From the September-October 2020 issue of News & Letters
by Gerry Emmett
Poet ruth weiss (she preferred lower case as a protest against authority) passed on July 31 in Albion, Calif. One of the great originals, she continued public readings and environmental activism into her 90s. She published many books of poetry in English and German, including her 1977 masterpiece, Desert Journal.
Born in Germany, weiss’ family fled the Holocaust and moved first to New York, where she was for a time the only white child in her Harlem school. They then moved to Chicago. In Chicago she met a community of artists including Gwendolyn Brooks, who became a friend and mentor, and began experimenting with reading poetry accompanied by jazz—an idea she developed further in San Francisco, where she became close to Jack Kerouac.

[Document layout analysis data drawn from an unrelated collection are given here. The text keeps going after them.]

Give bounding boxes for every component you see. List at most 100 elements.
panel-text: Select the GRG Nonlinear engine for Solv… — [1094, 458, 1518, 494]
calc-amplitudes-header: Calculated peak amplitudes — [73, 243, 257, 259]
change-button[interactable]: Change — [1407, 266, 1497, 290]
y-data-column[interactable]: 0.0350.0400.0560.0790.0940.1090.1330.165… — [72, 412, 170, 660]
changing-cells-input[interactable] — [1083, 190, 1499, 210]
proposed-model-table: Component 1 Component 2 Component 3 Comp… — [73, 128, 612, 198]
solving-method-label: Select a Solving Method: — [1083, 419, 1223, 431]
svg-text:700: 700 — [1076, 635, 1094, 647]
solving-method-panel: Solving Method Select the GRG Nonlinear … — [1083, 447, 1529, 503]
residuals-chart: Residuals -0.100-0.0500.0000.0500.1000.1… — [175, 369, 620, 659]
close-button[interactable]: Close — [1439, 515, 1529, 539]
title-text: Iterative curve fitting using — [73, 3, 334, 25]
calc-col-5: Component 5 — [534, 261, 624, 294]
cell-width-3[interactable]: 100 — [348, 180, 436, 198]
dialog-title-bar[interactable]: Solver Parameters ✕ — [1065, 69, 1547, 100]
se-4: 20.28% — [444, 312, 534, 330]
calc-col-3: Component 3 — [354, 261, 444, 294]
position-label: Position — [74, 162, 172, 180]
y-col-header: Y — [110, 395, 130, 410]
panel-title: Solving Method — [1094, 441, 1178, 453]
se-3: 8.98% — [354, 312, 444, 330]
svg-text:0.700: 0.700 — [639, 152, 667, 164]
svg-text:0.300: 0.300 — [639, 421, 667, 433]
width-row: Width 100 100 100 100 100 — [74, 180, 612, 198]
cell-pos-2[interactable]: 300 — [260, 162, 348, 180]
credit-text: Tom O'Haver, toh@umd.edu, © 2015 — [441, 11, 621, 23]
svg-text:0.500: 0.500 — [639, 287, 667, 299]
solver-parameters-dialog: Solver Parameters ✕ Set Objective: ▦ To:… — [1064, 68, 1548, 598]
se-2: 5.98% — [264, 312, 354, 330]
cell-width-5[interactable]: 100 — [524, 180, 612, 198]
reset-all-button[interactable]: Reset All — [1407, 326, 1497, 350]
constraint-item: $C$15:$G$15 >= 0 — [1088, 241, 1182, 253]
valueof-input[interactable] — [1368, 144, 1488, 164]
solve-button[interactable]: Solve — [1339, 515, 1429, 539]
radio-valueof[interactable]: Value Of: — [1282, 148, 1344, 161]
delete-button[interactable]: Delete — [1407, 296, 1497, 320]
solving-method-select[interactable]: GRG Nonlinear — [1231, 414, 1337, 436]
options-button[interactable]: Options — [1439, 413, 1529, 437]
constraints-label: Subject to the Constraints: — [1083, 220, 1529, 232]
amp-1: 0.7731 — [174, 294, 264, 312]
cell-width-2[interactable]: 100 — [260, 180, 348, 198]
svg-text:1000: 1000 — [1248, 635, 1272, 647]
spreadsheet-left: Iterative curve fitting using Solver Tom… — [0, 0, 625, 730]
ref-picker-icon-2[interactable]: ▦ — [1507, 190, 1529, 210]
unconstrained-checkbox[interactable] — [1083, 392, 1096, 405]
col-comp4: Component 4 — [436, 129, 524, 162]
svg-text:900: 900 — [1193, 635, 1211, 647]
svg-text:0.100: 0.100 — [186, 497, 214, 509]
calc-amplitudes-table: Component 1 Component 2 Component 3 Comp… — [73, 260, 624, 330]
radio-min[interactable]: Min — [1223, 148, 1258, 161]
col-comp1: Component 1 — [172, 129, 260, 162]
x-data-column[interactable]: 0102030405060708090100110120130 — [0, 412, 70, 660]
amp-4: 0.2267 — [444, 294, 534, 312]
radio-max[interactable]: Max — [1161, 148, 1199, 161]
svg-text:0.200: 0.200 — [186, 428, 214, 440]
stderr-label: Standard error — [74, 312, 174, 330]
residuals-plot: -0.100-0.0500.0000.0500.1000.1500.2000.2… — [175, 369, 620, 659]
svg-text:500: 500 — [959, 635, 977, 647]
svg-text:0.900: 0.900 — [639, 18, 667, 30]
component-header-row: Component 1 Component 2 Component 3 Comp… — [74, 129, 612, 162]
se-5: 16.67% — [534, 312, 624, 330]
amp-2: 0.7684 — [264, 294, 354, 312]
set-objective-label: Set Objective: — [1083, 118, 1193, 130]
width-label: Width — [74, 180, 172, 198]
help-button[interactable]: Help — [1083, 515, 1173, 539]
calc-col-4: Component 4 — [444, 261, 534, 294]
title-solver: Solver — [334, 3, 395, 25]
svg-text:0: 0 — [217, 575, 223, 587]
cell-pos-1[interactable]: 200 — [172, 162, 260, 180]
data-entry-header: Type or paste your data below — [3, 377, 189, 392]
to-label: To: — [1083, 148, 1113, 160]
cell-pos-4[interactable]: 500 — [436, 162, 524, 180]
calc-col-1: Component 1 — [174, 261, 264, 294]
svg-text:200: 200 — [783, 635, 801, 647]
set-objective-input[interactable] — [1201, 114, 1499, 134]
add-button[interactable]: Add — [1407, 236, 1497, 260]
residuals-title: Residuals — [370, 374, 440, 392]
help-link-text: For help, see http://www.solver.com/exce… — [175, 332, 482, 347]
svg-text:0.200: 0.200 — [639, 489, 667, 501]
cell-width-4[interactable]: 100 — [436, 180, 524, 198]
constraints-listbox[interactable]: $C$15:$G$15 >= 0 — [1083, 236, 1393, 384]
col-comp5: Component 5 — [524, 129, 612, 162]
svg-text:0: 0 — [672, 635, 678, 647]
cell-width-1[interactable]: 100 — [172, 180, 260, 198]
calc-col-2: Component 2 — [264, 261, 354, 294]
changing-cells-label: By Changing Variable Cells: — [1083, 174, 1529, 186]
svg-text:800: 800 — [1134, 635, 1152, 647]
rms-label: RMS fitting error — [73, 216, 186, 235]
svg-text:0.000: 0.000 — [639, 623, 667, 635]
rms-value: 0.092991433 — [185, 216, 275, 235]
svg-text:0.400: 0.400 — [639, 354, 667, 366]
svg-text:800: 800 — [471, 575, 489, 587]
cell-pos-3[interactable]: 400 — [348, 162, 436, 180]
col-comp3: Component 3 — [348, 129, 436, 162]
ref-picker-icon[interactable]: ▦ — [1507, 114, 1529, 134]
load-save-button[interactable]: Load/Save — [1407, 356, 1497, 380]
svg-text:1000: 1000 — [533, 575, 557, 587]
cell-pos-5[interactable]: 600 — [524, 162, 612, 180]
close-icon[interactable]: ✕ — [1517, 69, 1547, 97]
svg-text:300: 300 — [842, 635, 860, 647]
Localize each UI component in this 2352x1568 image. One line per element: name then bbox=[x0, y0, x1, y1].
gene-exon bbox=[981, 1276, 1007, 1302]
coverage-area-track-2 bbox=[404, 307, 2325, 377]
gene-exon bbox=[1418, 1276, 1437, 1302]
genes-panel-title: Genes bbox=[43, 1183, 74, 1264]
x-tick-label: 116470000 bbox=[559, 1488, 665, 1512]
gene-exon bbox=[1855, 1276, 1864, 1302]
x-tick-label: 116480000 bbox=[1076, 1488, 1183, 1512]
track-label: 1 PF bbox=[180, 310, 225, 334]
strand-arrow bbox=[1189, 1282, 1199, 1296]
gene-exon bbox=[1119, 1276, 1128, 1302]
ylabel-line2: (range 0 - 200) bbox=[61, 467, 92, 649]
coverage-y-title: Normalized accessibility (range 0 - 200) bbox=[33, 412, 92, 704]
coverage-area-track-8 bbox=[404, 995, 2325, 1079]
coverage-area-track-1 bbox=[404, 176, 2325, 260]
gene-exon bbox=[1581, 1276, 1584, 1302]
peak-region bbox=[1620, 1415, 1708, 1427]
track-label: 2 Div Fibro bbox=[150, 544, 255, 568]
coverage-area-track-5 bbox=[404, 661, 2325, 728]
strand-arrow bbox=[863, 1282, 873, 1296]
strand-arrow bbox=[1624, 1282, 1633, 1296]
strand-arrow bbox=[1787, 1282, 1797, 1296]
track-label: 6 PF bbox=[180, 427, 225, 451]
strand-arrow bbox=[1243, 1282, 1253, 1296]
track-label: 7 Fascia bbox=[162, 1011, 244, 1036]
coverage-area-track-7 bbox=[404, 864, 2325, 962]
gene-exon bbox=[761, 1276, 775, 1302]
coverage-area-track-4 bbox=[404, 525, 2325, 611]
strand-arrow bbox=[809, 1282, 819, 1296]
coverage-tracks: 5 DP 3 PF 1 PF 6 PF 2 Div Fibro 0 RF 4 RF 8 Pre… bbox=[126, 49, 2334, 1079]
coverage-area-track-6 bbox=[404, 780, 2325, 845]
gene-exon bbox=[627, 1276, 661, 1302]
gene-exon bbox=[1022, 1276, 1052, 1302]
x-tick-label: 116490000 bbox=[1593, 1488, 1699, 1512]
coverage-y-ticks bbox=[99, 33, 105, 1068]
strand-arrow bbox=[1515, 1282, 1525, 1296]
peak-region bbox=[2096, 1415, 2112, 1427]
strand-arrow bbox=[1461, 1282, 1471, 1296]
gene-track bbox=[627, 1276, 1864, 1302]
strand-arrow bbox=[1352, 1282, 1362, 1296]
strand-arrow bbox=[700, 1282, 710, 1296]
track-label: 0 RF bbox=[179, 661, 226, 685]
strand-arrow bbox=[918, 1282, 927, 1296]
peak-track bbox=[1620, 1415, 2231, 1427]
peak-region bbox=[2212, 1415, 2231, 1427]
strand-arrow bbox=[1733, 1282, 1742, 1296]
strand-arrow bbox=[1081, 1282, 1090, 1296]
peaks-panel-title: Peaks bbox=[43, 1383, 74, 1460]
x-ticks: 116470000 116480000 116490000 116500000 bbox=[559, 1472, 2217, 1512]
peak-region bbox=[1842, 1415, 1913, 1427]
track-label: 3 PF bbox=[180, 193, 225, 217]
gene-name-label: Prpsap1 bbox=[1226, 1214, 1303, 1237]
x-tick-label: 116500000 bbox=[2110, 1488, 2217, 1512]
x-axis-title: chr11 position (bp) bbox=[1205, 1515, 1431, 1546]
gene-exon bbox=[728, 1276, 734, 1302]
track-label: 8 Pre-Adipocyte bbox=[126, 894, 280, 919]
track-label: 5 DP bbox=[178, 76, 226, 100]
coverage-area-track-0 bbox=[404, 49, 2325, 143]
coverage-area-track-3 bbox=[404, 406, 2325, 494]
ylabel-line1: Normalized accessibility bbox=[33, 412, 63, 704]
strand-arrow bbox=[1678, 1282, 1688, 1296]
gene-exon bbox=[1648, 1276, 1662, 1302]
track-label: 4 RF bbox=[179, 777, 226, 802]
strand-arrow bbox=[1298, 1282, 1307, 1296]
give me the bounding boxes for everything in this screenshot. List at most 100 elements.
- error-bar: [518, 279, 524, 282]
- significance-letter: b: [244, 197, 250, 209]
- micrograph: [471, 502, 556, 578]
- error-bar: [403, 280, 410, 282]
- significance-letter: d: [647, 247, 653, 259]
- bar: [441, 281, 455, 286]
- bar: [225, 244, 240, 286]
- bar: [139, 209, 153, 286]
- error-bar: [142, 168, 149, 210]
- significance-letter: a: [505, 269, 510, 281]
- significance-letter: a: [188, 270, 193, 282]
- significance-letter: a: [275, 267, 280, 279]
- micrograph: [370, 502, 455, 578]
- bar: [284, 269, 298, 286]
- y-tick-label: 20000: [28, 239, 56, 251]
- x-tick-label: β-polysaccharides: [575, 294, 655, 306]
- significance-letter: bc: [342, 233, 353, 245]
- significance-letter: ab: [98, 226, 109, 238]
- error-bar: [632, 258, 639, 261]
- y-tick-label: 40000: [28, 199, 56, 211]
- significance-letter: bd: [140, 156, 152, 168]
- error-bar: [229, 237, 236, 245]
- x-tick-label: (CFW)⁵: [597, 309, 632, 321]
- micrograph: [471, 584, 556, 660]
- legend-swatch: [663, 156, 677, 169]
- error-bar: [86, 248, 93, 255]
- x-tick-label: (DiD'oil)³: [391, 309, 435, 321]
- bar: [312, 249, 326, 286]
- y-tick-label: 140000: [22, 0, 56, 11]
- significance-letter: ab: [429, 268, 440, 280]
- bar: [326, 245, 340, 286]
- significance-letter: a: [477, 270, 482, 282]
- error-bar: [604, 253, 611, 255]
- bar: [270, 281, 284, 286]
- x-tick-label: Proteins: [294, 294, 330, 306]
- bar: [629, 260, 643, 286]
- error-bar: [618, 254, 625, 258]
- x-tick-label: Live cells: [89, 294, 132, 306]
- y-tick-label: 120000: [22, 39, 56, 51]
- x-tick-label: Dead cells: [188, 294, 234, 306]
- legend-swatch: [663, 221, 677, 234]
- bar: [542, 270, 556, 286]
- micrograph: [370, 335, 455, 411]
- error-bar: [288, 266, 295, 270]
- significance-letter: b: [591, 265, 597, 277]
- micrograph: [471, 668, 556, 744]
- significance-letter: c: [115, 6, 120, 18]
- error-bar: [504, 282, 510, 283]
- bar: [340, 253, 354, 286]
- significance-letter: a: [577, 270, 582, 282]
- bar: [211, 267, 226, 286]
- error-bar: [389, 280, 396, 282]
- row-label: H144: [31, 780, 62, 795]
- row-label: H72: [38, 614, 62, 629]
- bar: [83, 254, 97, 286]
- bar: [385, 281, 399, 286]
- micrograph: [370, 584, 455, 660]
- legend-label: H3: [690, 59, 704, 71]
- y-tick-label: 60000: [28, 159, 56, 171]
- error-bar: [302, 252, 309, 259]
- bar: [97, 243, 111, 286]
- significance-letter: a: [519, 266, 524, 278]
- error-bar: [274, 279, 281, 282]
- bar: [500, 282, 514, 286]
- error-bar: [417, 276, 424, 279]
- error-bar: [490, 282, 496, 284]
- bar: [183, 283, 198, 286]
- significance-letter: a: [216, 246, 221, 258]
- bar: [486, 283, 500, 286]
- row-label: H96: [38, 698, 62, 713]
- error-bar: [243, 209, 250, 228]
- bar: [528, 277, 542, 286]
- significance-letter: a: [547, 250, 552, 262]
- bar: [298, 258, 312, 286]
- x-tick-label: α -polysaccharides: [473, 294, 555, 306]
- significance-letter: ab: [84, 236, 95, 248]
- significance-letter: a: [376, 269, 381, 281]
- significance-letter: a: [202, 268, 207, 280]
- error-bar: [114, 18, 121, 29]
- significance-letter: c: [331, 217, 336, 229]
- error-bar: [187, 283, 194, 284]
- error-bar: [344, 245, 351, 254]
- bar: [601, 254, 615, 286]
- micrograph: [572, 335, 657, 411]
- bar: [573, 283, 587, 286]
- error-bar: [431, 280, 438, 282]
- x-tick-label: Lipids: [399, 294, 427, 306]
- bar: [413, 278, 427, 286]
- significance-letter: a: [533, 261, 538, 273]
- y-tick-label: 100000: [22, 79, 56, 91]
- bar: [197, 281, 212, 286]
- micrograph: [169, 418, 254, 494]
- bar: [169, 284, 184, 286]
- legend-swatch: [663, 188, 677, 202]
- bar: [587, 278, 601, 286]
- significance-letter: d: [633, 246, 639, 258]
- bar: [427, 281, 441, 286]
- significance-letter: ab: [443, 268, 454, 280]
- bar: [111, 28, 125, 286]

In cropping her hair and dying it green, after the anti-prejudice film The Boy with Green Hair (1948), weiss even anticipated the look of 1970s punk rock by decades. That her life touched all these bases should make it easier to see her as the representative figure she was.
ART AS AN OBJECT OF FREEDOM
The creative work of her generation of artists can be viewed through the lens of Richard Wright’s 1940 essay on the writing of his classic novel Native Son, “How Bigger Was Born.” There he described wrestling with the questions of dehumanization, nihilism, and state power (Hitler and Stalin as well as Jim Crow) as objects of imaginative creation—of mental freedom. In writing of the creation of his central character, Wright said: “I made the discovery that Bigger Thomas was not Black all the time; he was white, too, and there were literally millions of him, everywhere.”
This was the impulse behind the innovation of jazz-poetry, as well as of Black and working-class artists’ appropriation of aspects of European modernism, from Charlie Parker, Ralph Ellison and Romare Bearden to the Association for the Advancement of Creative Music in the 1960s.
A trivializing academic world may have reduced the artistic history of that era to the empty category of “Postmodernism,” but as a new generation confronts a similar nexus of state power, dehumanization, and nihilism, the underlying humanism of these great artists will be reinterpreted and built upon. As ruth weiss promised in her poem “San Francisco, silly city”: “The Tower of Babel will not be built again.”